I started talking to a 24 year old guy a few weeks ago. I'm sorta starting to like him, but I'm just wondering how mature he might be since I'm a few years older and that simple fact is making me wonder if I should even pursue anything with him. I'm not into playing around and I'm not really sure what he's about since we haven't been talking for very long. Just wondering what you guys out there were like at 24? Any input from girls about 24 year olds would help too.
maturity is not a gender thing. A person maturity results around the social and environment that they live in. Which goes from location to family and friends. Two people born from the same family could have one person be really mature and the other very immature. Chances are the people they hang around are different. When it comes to friends... One can be very mature and the other very immature... based on the kind of family they are surrounded with. It varies from person to person and many many many factors result in a person being mature or not. If age is a factor then it would be an extremely small factor. Usually when an immature person goes from immature to mature is because something has affected the way they think and are changing it because of their new outlook. Which would have to do with the environment they are in, not age.
Now, I know this is over a year old. But this extra tid-bit of knowledge can't hurt any. Also, if anyone else happens to stumble across this question, the will have one more answer to consider. :)
I would hope that you would realize that age has nothing to do with maturity. There's a very weak correlation there. I'm 22 and a helluva lot more mature than some 45 year olds that I know. I was more mature than most 24 year olds at age 14. On average 24 year olds are in a transition from that early 20's party and casual sex phase to their late 20's starting to settle down phase. However that's a generality, and your guy may be anywhere from just starting his party phase to completely settled down and ready for a relationship. Your answer will come from him and him alone.
You can't really slap an age on to maturity. Some people never grow up, and others develop at a much faster rate due to life experiences or sometimes it's just their personality. Your best bet is to date him, see how you like him, judge him like that and not from his age. If he's not mature enough for you then you know that for sure now and you aren't passing up on something that could have been great. If you still like him after a few dates, well then enjoy =).
A girl who think she is mature for automatically for pre-judging someone she doesn't even know as being immature and not even given him a chance. Way to go!
Granted, majority people think that the trend of males being less mature than females. In some way many men are.
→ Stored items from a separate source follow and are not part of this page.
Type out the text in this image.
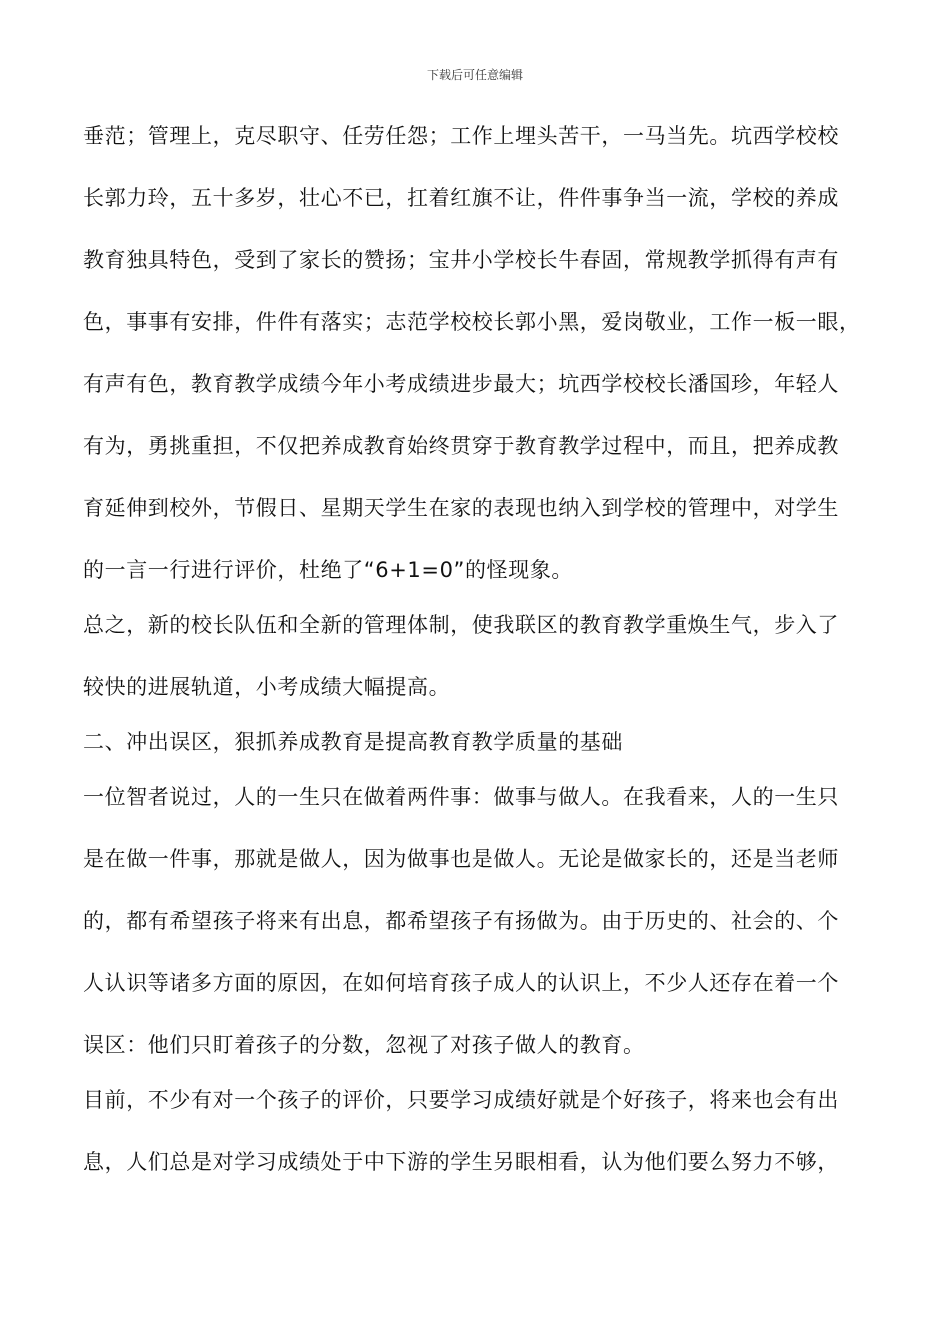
下载后可任意编辑
垂范；管理上，克尽职守、任劳任怨；工作上埋头苦干，一马当先。坑西学校校
长郭力玲，五十多岁，壮心不已，扛着红旗不让，件件事争当一流，学校的养成
教育独具特色，受到了家长的赞扬；宝井小学校长牛春固，常规教学抓得有声有
色，事事有安排，件件有落实；志范学校校长郭小黑，爱岗敬业，工作一板一眼，
有声有色，教育教学成绩今年小考成绩进步最大；坑西学校校长潘国珍，年轻人
有为，勇挑重担，不仅把养成教育始终贯穿于教育教学过程中，而且，把养成教
育延伸到校外，节假日、星期天学生在家的表现也纳入到学校的管理中，对学生
的一言一行进行评价，杜绝了“6+1=0”的怪现象。
总之，新的校长队伍和全新的管理体制，使我联区的教育教学重焕生气，步入了
较快的进展轨道，小考成绩大幅提高。
二、冲出误区，狠抓养成教育是提高教育教学质量的基础
一位智者说过，人的一生只在做着两件事：做事与做人。在我看来，人的一生只
是在做一件事，那就是做人，因为做事也是做人。无论是做家长的，还是当老师
的，都有希望孩子将来有出息，都希望孩子有扬做为。由于历史的、社会的、个
人认识等诸多方面的原因，在如何培育孩子成人的认识上，不少人还存在着一个
误区：他们只盯着孩子的分数，忽视了对孩子做人的教育。
目前，不少有对一个孩子的评价，只要学习成绩好就是个好孩子，将来也会有出
息，人们总是对学习成绩处于中下游的学生另眼相看，认为他们要么努力不够，
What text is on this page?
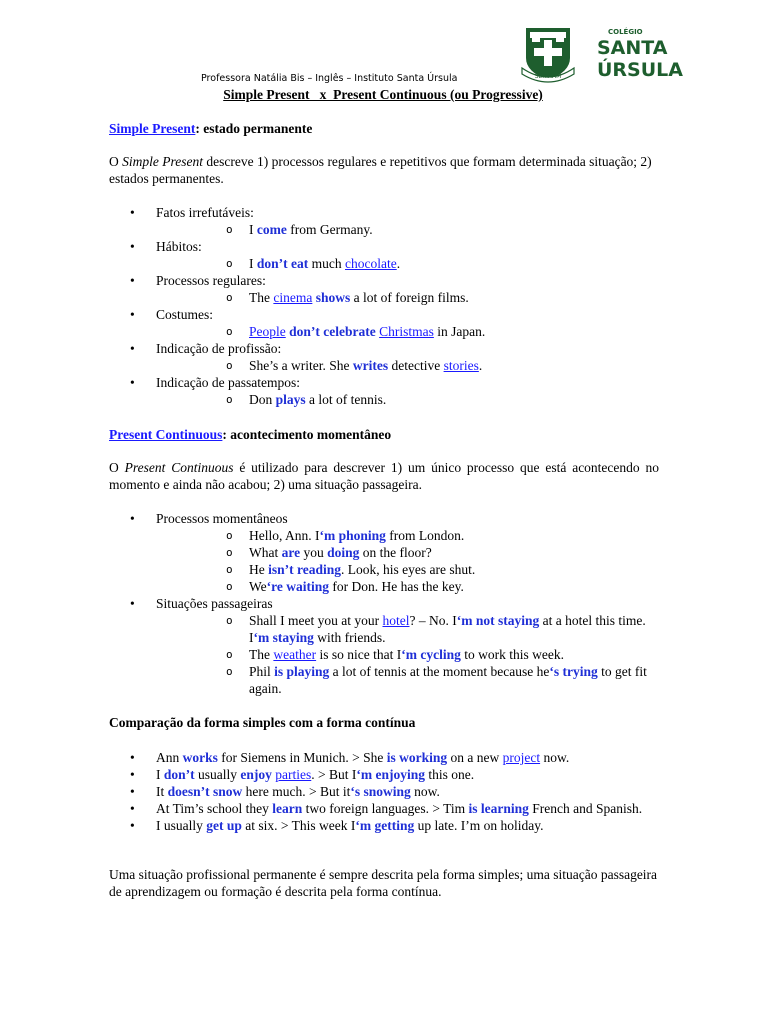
SERVIAM
COLÉGIO
SANTA
ÚRSULA
Professora Natália Bis – Inglês – Instituto Santa Úrsula
Simple Present   x  Present Continuous (ou Progressive)
Simple Present: estado permanente
O Simple Present descreve 1) processos regulares e repetitivos que formam determinada situação; 2) estados permanentes.
• Fatos irrefutáveis:
o I come from Germany.
• Hábitos:
o I don’t eat much chocolate.
• Processos regulares:
o The cinema shows a lot of foreign films.
• Costumes:
o People don’t celebrate Christmas in Japan.
• Indicação de profissão:
o She’s a writer. She writes detective stories.
• Indicação de passatempos:
o Don plays a lot of tennis.
Present Continuous: acontecimento momentâneo
O Present Continuous é utilizado para descrever 1) um único processo que está acontecendo no momento e ainda não acabou; 2) uma situação passageira.
• Processos momentâneos
o Hello, Ann. I‘m phoning from London.
o What are you doing on the floor?
o He isn’t reading. Look, his eyes are shut.
o We‘re waiting for Don. He has the key.
• Situações passageiras
o Shall I meet you at your hotel? – No. I‘m not staying at a hotel this time. I‘m staying with friends.
o The weather is so nice that I‘m cycling to work this week.
o Phil is playing a lot of tennis at the moment because he‘s trying to get fit again.
Comparação da forma simples com a forma contínua
• Ann works for Siemens in Munich. > She is working on a new project now.
• I don’t usually enjoy parties. > But I‘m enjoying this one.
• It doesn’t snow here much. > But it‘s snowing now.
• At Tim’s school they learn two foreign languages. > Tim is learning French and Spanish.
• I usually get up at six. > This week I‘m getting up late. I’m on holiday.
Uma situação profissional permanente é sempre descrita pela forma simples; uma situação passageira de aprendizagem ou formação é descrita pela forma contínua.
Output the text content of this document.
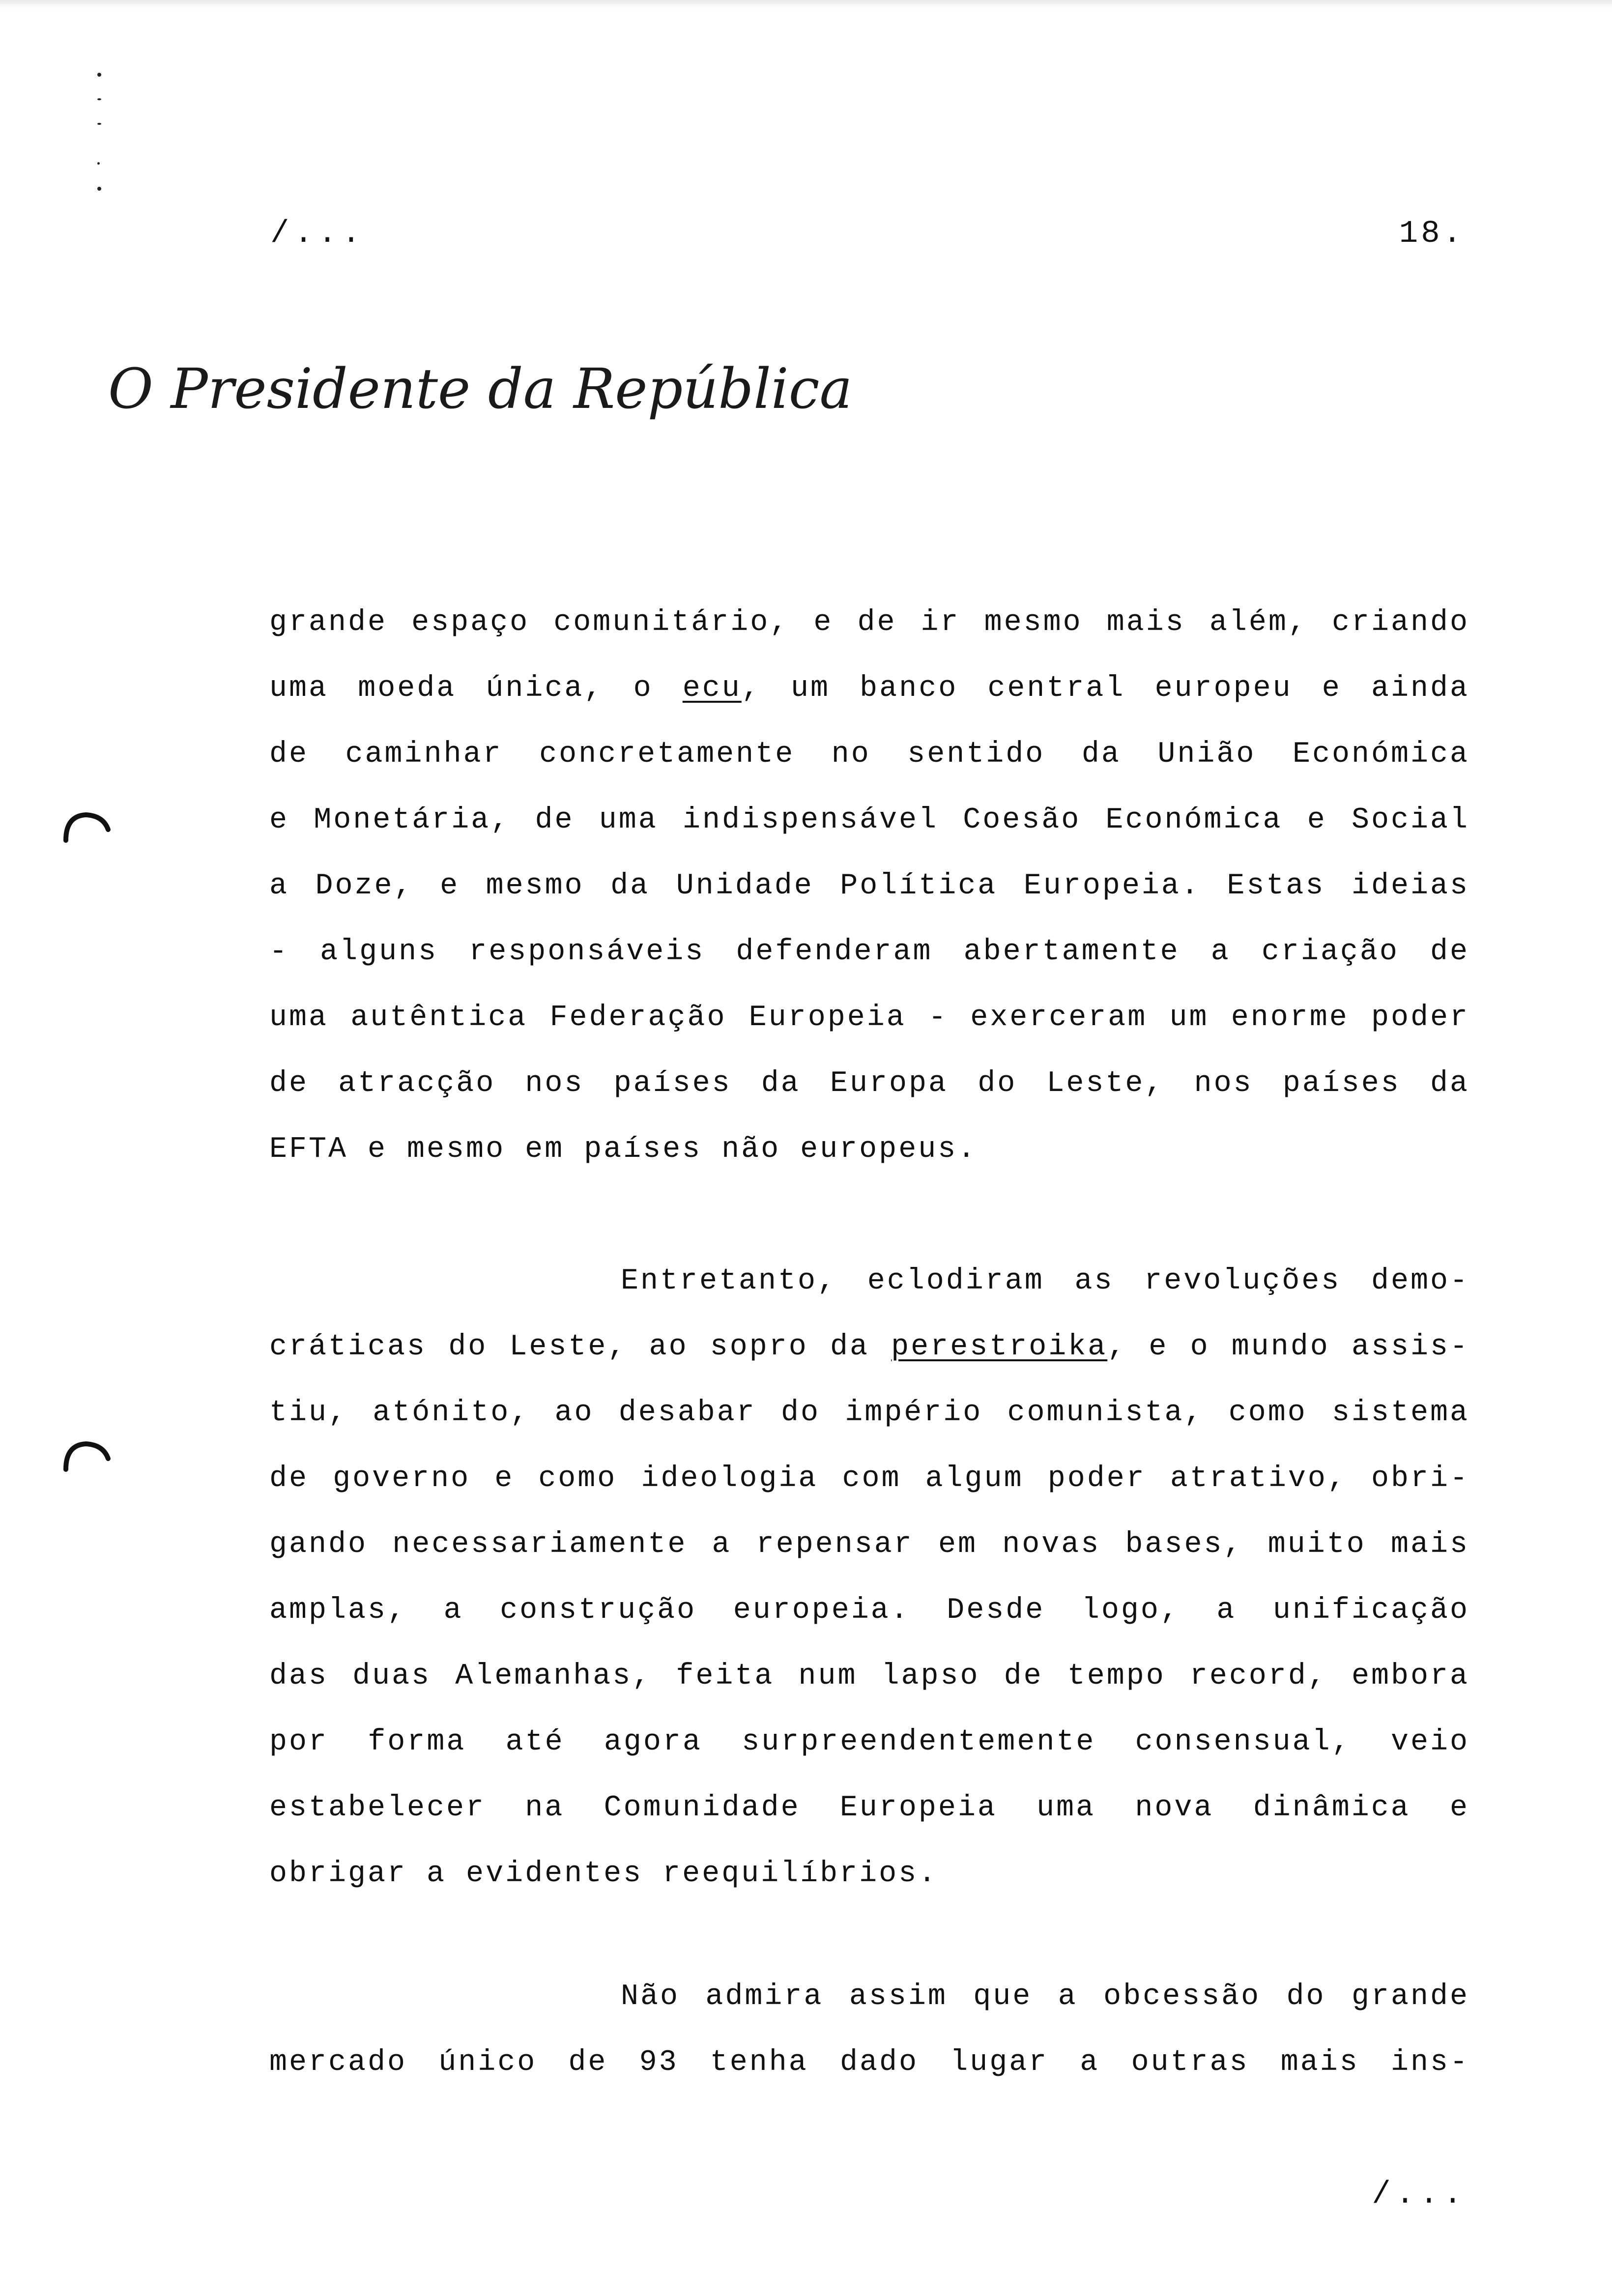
/...	18.
O Presidente da República
grande espaço comunitário, e de ir mesmo mais além, criando
uma moeda única, o ecu, um banco central europeu e ainda
de caminhar concretamente no sentido da União Económica
e Monetária, de uma indispensável Coesão Económica e Social
a Doze, e mesmo da Unidade Política Europeia. Estas ideias
- alguns responsáveis defenderam abertamente a criação de
uma autêntica Federação Europeia - exerceram um enorme poder
de atracção nos países da Europa do Leste, nos países da
EFTA e mesmo em países não europeus.
Entretanto, eclodiram as revoluções demo-
cráticas do Leste, ao sopro da perestroika, e o mundo assis-
tiu, atónito, ao desabar do império comunista, como sistema
de governo e como ideologia com algum poder atrativo, obri-
gando necessariamente a repensar em novas bases, muito mais
amplas, a construção europeia. Desde logo, a unificação
das duas Alemanhas, feita num lapso de tempo record, embora
por forma até agora surpreendentemente consensual, veio
estabelecer na Comunidade Europeia uma nova dinâmica e
obrigar a evidentes reequilíbrios.
Não admira assim que a obcessão do grande
mercado único de 93 tenha dado lugar a outras mais ins-
/...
I have don't really hang around guys that much for this reason.
Even if nothing comes out of it...the only way you'll find out if the stereotype holds true is if you date him. You'll also discover more about yourself. This is the whole point of dating. Dating is testing waters, seeing if you're compatible, what excites you, and what doesn't. While you make it sound like marriage, you can leave at anytime.
I believe that women tend to be less mature than men since much is given to them for granted--statements like these go about proving it.
I'm 20, but I've heard a lot of girls complain that guys my age and close to it just aren't mature enough to have a solid relationship with. The truth is guys in the age category just flat out want casual sex and short term relationships. For me I want something long term and would like to start building that now for the future. I'm not patting myself on the back, but guys with my mindset are 1 out of every 20 guys my age and close to it to be honest...sh*t almost any age, the more I hear guys talk about girls when it's just the "guys" around the more I understand how hard it is for girls to find a nice genuine guy.